When Obummer and others advocate increasing US “exports”, whether they know it or not, they are effectively promoting US firms shipping more production, employment, value-add activities, and technology transfer to Asia in order to promote faster growth of revenues and profits in Asia, irrespective of whether it results in domestic US investment, production, and employment, which it likely will not, just as has not occurred for 20-25 years.
This neo-imperial “trade” regime is remarkably like what the British maintained from the 1870s to WW I, including “trade” with imperial holdings in Africa, South America, the Commonwealth countries, and the US. The British invested increasingly more money and capital outside of Britain in those 40 years than they did domestically.
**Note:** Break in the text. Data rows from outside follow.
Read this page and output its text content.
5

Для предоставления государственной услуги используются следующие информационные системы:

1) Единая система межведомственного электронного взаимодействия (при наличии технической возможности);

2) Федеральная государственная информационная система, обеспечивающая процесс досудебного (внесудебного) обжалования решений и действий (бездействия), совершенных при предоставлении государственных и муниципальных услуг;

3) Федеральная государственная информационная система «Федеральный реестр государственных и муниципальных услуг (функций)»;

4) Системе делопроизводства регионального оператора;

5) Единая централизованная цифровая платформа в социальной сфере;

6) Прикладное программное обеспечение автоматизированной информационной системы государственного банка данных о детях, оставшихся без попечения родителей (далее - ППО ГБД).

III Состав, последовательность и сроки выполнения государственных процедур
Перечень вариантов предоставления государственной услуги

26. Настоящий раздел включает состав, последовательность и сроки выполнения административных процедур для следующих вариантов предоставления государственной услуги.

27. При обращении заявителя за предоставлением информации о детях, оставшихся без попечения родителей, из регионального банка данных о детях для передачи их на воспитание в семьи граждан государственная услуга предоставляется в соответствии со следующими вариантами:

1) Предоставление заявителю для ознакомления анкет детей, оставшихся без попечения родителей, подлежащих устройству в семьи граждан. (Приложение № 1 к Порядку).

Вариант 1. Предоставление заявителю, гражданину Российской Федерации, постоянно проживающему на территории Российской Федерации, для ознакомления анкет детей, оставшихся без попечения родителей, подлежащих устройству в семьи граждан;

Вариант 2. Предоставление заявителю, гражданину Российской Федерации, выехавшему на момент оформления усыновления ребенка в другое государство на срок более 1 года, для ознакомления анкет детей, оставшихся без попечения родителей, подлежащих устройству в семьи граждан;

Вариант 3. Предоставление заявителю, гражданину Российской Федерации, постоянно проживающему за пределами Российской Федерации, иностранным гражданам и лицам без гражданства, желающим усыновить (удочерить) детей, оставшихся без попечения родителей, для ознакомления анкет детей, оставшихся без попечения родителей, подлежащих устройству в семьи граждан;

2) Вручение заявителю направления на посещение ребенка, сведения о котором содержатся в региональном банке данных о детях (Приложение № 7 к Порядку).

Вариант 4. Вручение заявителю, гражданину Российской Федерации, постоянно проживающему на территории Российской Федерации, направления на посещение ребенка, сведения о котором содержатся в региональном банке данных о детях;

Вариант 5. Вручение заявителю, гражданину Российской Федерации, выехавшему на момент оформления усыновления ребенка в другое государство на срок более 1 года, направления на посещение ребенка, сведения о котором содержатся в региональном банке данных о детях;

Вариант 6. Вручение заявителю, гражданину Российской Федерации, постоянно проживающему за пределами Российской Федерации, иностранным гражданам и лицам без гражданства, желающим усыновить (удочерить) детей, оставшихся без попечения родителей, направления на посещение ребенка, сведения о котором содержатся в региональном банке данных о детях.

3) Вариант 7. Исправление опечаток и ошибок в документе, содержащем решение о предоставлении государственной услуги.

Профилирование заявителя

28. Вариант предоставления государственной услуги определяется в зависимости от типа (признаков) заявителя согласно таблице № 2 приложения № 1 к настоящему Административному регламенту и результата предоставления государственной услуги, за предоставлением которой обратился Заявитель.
We know how that turned out for the UK.
But the hundreds of billions of dollars in investment in Asia by imperial US supranational firms is occurring with Peak Oil, military overstretch, and the price of oil at more than 5 times the level in inflation-adjusted terms during which the US and Japan rose to industrial powers.
Thus, despite US firms enabling China-Asia to reach GDP PPP and oil consumption parity with the US and Eurozone over the past 20-30 years, China-Asia is 40-80 years too late to the auto- and oil-based economic model of development and growth; but it does not appear that the Chinese know this, as they have the proverbial pedal to the metal going as fast as they can straight for a thermodynamic brick wall.
10-year avg. US real private GDP per capita is contracting, and global real private GDP per capita has plateaued. Peak Oil and population overshoot ensures that energy and food prices will remain high and squeeze firms’ margins and reduce investment and production hereafter, exacerbating food insecurity and social unrest around the world.
I don’t know what percentage of goods labeled ‘imports’ are actually products of foreign divisions of US based multinationals, but the basic concept seems true to me.
US corporations have been applying large capex for a decade or more now. It’s just that these investments are not in the US. And under current tax laws, it appears that not only is no new US labor is being employed, increased profits are not accruing to government revenue. A double whammy for the domestic economy.
And the concept of resource constraints appears to be unfolding as true. If that is the case, something very big has to give within the next 10 years.
rootless,
O.K. It may be a question of symantics. The equation “Y + C + I + G + (X – M)” can be viewed as an equilibrium condition in which output is determined by demand. In that case, then a net fall in (X – M) caused by, for example, currency interventions abroad, will reduce the U.S. level of aggregate demand for domestioc product and hence Y (GDP).
I disputed your statement “In theory, import changes shouldn’t have any effect at all on GDP growth.” The statement is incorrect under conditions of demand-constrained output, whether import changes come in response to changes in U.S. demand (in which case they are likely to ameliorate the net effect on domestic GDP), or the result of foreign commercial policy (which is why I made reference to Samuelson’s statement.)